Spinning this around in PyMOL, there’s no rhyme or reason to me. Helix 1 is spared, but other than that, you have interior residues and surface residues; helical residues and loop/turn residues. Some of the mutations increase charge, others are charge-neutral.

One could imagine much more sophisticated analyses and wet lab experiments here. But as I’ve dug into this more while writing this post, I think I’ve convinced myself that knowing the answer to this question is not critical, and depending on what the answer is, it might not move us any closer to a therapeutic. For example, suppose we made tens of recombinant PrP batches with various pathogenic mutations and various benign variants and did a huge battery of in vitro experiments on them, and suppose the result was we convinced ourselves that the “destabilizing” hypothesis is correct.

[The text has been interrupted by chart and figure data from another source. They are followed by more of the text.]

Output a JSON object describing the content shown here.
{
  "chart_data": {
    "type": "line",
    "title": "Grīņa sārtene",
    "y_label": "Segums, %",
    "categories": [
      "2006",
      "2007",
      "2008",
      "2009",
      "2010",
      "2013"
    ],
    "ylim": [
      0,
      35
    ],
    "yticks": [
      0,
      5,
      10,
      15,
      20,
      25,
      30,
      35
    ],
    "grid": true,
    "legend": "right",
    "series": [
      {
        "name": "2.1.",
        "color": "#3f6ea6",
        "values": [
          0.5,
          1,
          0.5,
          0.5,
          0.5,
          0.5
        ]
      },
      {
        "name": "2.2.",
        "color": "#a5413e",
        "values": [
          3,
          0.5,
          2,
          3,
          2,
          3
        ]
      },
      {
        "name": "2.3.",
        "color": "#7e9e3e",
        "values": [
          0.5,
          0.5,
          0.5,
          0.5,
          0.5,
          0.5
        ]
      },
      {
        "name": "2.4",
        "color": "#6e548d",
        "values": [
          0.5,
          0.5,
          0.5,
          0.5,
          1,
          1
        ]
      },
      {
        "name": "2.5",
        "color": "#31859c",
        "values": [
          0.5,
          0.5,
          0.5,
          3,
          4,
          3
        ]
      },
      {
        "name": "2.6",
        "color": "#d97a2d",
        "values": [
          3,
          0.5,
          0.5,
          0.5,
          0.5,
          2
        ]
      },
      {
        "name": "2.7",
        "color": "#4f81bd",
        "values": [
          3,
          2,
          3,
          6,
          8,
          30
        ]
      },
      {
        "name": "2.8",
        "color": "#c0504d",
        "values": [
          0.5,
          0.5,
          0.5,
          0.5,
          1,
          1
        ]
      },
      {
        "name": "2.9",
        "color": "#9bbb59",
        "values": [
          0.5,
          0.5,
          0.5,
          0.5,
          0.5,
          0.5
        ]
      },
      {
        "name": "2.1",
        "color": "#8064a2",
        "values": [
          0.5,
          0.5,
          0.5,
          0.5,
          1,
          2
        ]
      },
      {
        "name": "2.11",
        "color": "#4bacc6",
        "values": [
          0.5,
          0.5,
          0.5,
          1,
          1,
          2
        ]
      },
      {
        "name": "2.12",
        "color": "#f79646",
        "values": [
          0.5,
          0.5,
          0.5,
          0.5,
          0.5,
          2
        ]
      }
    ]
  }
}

Would that change our therapeutic strategy? You could argue that it would strengthen the case for finding small molecule PrP binders because it proves that lack of stability is the cause of disease. But you could also argue it weakens that case for finding small molecule PrP binders, because the mutant PrP molecules might already be unfolded and so the molecule won’t be able to bind them in the first place. On the whole it seems that time would be better spent working on actually finding small molecule PrP binders, so that you can test the therapeutic hypothesis with a candidate therapeutic agent.

In conclusion, we know that PrP mutations cause disease by a gain of function. We know that to cause disease, PrP needs to exist and it needs to misfold. These simple, longstanding observations are enough to lead us to some good therapeutic hypotheses. Why exactly some mutations cause disease and others don’t, we don’t know. And while I certainly care enough to read interesting work that others have done on the topic, I’ve realized I don’t think knowing the answer is critical to developing a drug.